Community in Western Australia

Woolah (also referred to as Doon Doon) is a medium-sized Aboriginal community, located in the Kimberley region of Western Australia, within the Shire of Wyndham-East Kimberley.

== Background ==
Woolah is located approximately 300 metres off the Great Northern Highway, 120 kilometres south of Kununurra. The community was established as part of Doon Doon Station in the mid-1970s. The population consists predominantly of Gija people.
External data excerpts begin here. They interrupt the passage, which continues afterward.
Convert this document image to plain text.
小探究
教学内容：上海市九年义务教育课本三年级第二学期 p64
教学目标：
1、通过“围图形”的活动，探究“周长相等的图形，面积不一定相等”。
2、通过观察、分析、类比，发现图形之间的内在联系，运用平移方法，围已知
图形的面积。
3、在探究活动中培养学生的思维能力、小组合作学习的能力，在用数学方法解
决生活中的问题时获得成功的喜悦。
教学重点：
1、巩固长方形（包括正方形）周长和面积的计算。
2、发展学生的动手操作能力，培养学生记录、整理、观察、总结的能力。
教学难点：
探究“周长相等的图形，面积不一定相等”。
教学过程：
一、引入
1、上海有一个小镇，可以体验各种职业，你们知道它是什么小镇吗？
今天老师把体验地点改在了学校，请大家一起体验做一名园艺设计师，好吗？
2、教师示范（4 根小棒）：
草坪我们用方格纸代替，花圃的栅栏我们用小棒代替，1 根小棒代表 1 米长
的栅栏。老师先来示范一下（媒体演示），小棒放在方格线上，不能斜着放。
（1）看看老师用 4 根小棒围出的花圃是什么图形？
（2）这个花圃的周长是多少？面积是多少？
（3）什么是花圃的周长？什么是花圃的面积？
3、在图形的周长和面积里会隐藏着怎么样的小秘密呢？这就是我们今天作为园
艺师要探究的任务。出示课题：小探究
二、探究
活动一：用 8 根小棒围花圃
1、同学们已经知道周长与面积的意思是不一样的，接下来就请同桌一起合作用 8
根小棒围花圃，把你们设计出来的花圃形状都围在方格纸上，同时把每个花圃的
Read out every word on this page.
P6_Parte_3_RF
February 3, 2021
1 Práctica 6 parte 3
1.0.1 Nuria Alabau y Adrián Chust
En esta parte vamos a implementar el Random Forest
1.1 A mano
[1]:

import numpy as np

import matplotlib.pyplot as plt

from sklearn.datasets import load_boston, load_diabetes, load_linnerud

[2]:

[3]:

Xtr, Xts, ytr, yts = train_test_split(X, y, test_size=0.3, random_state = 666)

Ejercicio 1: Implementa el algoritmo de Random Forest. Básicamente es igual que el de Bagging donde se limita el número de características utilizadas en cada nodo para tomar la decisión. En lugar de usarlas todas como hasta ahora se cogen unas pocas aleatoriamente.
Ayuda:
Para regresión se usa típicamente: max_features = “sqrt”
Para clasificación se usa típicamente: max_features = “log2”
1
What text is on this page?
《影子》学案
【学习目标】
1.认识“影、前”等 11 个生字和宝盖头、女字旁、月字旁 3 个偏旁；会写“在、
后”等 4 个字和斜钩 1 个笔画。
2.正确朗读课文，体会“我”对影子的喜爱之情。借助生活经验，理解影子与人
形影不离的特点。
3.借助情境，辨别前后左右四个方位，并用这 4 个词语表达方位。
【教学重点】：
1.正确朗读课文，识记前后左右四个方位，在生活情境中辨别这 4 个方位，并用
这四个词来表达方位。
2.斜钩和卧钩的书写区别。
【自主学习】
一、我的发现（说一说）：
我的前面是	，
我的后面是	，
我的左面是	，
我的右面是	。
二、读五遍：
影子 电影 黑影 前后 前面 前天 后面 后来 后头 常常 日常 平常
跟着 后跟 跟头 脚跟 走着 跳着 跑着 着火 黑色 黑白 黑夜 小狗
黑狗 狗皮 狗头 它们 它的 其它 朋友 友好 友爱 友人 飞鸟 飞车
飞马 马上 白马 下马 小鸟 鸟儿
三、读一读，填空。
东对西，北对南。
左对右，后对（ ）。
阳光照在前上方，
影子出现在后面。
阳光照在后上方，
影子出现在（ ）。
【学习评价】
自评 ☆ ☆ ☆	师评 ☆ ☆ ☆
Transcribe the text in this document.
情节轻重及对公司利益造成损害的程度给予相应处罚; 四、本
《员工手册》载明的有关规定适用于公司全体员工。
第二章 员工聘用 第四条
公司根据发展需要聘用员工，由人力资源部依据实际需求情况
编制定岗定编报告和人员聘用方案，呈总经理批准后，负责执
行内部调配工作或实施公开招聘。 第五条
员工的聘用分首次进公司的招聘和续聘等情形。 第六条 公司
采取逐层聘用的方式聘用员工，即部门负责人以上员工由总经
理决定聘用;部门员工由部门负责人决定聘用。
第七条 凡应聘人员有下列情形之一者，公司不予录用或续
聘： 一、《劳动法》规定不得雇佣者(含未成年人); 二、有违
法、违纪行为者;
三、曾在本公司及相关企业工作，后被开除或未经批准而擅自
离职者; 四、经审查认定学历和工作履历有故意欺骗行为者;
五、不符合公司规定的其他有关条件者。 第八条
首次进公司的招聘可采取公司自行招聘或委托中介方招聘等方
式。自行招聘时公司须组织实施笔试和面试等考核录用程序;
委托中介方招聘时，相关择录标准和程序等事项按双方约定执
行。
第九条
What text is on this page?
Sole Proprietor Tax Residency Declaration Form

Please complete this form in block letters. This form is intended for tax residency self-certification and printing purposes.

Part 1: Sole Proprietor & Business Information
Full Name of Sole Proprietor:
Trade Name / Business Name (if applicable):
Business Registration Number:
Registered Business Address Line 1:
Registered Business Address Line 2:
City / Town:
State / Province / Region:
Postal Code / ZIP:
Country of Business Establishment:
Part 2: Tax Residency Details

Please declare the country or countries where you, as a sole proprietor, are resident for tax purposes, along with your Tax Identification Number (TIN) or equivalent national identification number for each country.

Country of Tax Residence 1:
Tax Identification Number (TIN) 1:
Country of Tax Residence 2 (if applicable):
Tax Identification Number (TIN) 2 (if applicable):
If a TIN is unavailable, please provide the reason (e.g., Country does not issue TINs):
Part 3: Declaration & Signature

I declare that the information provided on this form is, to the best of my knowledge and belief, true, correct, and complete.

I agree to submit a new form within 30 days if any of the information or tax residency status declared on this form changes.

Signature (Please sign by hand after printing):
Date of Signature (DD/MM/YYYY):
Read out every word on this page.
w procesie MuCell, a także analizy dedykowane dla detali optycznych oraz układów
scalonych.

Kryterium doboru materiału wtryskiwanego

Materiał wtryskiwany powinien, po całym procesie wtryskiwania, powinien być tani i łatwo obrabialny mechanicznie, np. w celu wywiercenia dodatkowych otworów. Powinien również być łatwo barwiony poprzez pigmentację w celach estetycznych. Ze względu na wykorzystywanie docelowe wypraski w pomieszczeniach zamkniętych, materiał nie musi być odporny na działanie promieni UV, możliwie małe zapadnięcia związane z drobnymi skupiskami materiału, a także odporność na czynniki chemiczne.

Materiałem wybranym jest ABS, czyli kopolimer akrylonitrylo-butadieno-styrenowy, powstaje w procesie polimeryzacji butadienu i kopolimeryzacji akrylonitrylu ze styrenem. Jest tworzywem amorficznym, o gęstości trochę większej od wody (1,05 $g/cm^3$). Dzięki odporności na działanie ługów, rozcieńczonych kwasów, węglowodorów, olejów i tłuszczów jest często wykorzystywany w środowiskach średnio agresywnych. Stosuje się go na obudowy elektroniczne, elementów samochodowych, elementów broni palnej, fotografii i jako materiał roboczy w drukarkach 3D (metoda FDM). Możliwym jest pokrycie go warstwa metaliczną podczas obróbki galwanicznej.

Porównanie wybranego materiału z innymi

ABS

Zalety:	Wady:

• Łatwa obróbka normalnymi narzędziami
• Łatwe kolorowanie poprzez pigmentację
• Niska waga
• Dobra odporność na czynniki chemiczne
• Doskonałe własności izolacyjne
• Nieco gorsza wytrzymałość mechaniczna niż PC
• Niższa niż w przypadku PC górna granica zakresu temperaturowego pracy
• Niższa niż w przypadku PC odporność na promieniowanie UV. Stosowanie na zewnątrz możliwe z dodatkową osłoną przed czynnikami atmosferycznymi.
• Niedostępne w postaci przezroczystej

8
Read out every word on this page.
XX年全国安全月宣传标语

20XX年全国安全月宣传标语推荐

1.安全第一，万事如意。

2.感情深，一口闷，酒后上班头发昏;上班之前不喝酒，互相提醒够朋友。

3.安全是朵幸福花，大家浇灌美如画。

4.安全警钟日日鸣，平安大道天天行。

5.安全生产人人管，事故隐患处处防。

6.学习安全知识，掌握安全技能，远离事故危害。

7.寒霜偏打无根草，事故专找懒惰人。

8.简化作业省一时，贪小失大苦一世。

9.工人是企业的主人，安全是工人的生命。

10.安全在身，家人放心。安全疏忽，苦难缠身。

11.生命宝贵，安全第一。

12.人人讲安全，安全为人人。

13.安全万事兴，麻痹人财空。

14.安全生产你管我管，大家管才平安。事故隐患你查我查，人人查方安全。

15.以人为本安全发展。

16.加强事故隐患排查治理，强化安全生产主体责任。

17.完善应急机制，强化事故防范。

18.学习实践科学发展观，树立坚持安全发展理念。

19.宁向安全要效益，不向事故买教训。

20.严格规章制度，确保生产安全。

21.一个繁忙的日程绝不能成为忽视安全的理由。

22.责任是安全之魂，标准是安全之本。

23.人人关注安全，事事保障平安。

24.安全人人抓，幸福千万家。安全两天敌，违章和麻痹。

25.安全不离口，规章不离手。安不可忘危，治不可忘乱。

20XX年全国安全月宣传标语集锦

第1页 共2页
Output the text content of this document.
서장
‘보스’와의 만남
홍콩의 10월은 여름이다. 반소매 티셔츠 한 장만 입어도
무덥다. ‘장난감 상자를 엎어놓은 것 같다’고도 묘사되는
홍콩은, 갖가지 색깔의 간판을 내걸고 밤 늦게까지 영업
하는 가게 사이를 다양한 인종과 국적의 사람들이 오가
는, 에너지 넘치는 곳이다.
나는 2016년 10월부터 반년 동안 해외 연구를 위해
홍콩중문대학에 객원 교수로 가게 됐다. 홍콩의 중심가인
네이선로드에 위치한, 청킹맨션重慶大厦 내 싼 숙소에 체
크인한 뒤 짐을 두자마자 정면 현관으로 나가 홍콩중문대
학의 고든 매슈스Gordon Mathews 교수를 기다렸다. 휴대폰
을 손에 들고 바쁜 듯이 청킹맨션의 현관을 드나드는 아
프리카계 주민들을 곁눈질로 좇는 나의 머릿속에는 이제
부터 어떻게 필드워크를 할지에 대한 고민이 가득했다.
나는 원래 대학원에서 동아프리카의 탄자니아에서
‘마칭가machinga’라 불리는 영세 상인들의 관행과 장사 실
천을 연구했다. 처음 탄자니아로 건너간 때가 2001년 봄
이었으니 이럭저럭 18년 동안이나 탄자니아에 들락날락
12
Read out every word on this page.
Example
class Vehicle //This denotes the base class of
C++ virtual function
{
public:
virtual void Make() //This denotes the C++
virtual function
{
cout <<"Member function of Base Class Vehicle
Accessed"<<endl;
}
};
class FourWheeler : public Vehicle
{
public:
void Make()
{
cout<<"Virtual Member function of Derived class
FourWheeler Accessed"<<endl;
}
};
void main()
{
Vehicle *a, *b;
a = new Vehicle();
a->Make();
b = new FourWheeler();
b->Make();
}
Population is estimated at around 80 people, in 14 houses.

== Native title ==
The community is located within the registered Yurriyangem Taam (WAD268/10) native title claim area.

== Governance ==
The community is managed through its incorporated body, Woolah Aboriginal Corporation, incorporated under the Aboriginal Councils and Associations Act 1976 on 27 October 1980.

== Town planning ==
Woolah Layout Plan No.1 has been prepared in accordance with State Planning Policy 3.2 Aboriginal Settlements. Layout Plan No.1 was endorsed by the community on 24 May 2000 and the Western Australian Planning Commission on 1 March 2001. The Layout Plan map-set and background report can be viewed at Planning Western Australia's website.